Katherine seperti praktik lapangan di klinik ini. “Im here for 10 days and its such fun to know and touch the local dogs here,” she said.

Di bagian penjualan makanan dan perlengkapan anjing, dokter hewan muda lainnya, Teti Oktawi Yani sedang bertugas. Ia melayani sejumlah orang asing yang datang. Membeli sesuatu atau mendampinginya melihat-lihat anjing yang baru diselamatkan dari jalanan.

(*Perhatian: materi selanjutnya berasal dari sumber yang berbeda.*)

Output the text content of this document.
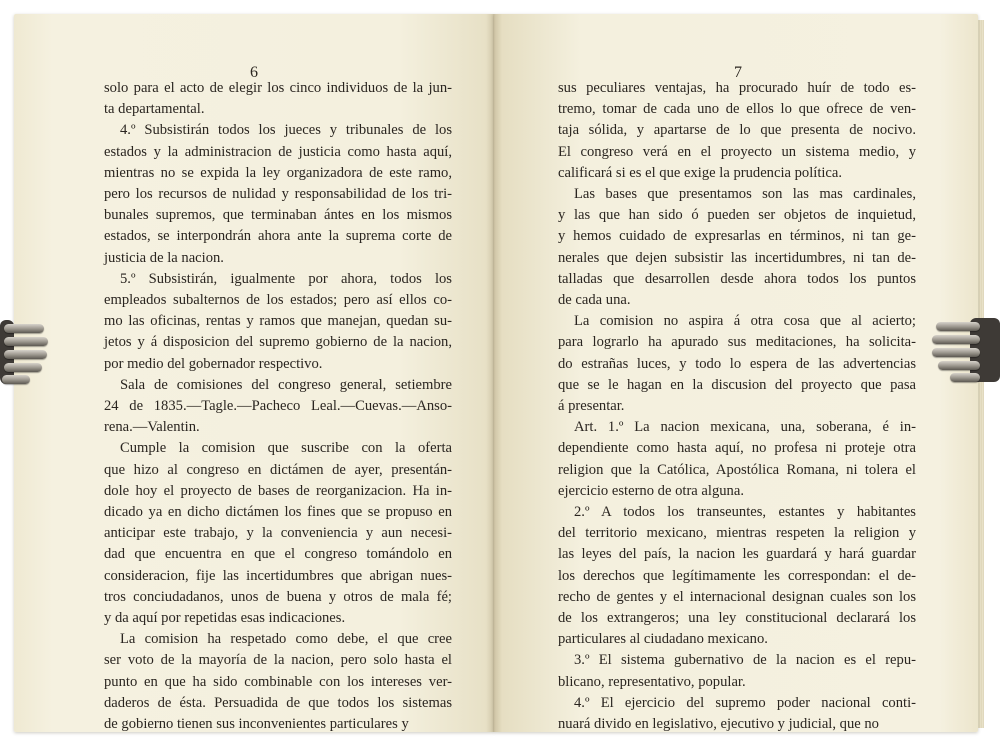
6
solo para el acto de elegir los cinco individuos de la jun-
ta departamental.
4.º Subsistirán todos los jueces y tribunales de los
estados y la administracion de justicia como hasta aquí,
mientras no se expida la ley organizadora de este ramo,
pero los recursos de nulidad y responsabilidad de los tri-
bunales supremos, que terminaban ántes en los mismos
estados, se interpondrán ahora ante la suprema corte de
justicia de la nacion.
5.º Subsistirán, igualmente por ahora, todos los
empleados subalternos de los estados; pero así ellos co-
mo las oficinas, rentas y ramos que manejan, quedan su-
jetos y á disposicion del supremo gobierno de la nacion,
por medio del gobernador respectivo.
Sala de comisiones del congreso general, setiembre
24 de 1835.—Tagle.—Pacheco Leal.—Cuevas.—Anso-
rena.—Valentin.
Cumple la comision que suscribe con la oferta
que hizo al congreso en dictámen de ayer, presentán-
dole hoy el proyecto de bases de reorganizacion. Ha in-
dicado ya en dicho dictámen los fines que se propuso en
anticipar este trabajo, y la conveniencia y aun necesi-
dad que encuentra en que el congreso tomándolo en
consideracion, fije las incertidumbres que abrigan nues-
tros conciudadanos, unos de buena y otros de mala fé;
y da aquí por repetidas esas indicaciones.
La comision ha respetado como debe, el que cree
ser voto de la mayoría de la nacion, pero solo hasta el
punto en que ha sido combinable con los intereses ver-
daderos de ésta. Persuadida de que todos los sistemas
de gobierno tienen sus inconvenientes particulares y
7
sus peculiares ventajas, ha procurado huír de todo es-
tremo, tomar de cada uno de ellos lo que ofrece de ven-
taja sólida, y apartarse de lo que presenta de nocivo.
El congreso verá en el proyecto un sistema medio, y
calificará si es el que exige la prudencia política.
Las bases que presentamos son las mas cardinales,
y las que han sido ó pueden ser objetos de inquietud,
y hemos cuidado de expresarlas en términos, ni tan ge-
nerales que dejen subsistir las incertidumbres, ni tan de-
talladas que desarrollen desde ahora todos los puntos
de cada una.
La comision no aspira á otra cosa que al acierto;
para lograrlo ha apurado sus meditaciones, ha solicita-
do estrañas luces, y todo lo espera de las advertencias
que se le hagan en la discusion del proyecto que pasa
á presentar.
Art. 1.º La nacion mexicana, una, soberana, é in-
dependiente como hasta aquí, no profesa ni proteje otra
religion que la Católica, Apostólica Romana, ni tolera el
ejercicio esterno de otra alguna.
2.º A todos los transeuntes, estantes y habitantes
del territorio mexicano, mientras respeten la religion y
las leyes del país, la nacion les guardará y hará guardar
los derechos que legítimamente les correspondan: el de-
recho de gentes y el internacional designan cuales son los
de los extrangeros; una ley constitucional declarará los
particulares al ciudadano mexicano.
3.º El sistema gubernativo de la nacion es el repu-
blicano, representativo, popular.
4.º El ejercicio del supremo poder nacional conti-
nuará divido en legislativo, ejecutivo y judicial, que no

“Bali tidak akan bisa bebas rabies, jika pemerintah tak menghentikan warga membuang anjingnya di jalanan,” ujar Teti. Menurutnya target Bali bebas rabies 2012 terlalu ambisius dengan kondisi saat ini yang belum berubah, dari cara penanganan anjing.

Menurutnya steppingout atau istilah pemerintah eliminasi anjing yang diliarkan tidak akan berhasil karena anjing cepat beranakpinak. “Perlu kontrol populasi dan memastikan tidak ada lalu lintas anjing,” tambah lulusan Fakultas Kedokteran Hewan Unud ini.

Selain itu, menurutnya Bali harus memiliki Rabies Information Center. “Banyak dokter hewan dan relawan pecinta anjing yang ingin terlibat dalam pemberantasan rabies ini. Tapi mereka tidak tahu harus kemana dan bagaimana,” kata Teti.

Rabies center yang dibuat pemerintah berlokasi di puskesmas dan kantor dinas peternakan. Hanya buka saat jam kerja. Dan hanya melayani pemberian vaksin.

“Warga juga harus serius dilatih merawat anjingnya. Tidak mahal, asalkan mereka tahu cara mengakses klinik hewan atau balai kesehatan,” tambah Nana.

Sebagian besar anjing yang dibawa dari jalanan mengidap penyakit kulit parah, berkutu, atau cacat. Masalah-masalah ini dipecahkan dokter hewan di BARC. Puluhan ekor anjing gudik kini secara perlahan mulai pulih, dan siap dibawa pulang oleh siapapun yang mau mengadopsi.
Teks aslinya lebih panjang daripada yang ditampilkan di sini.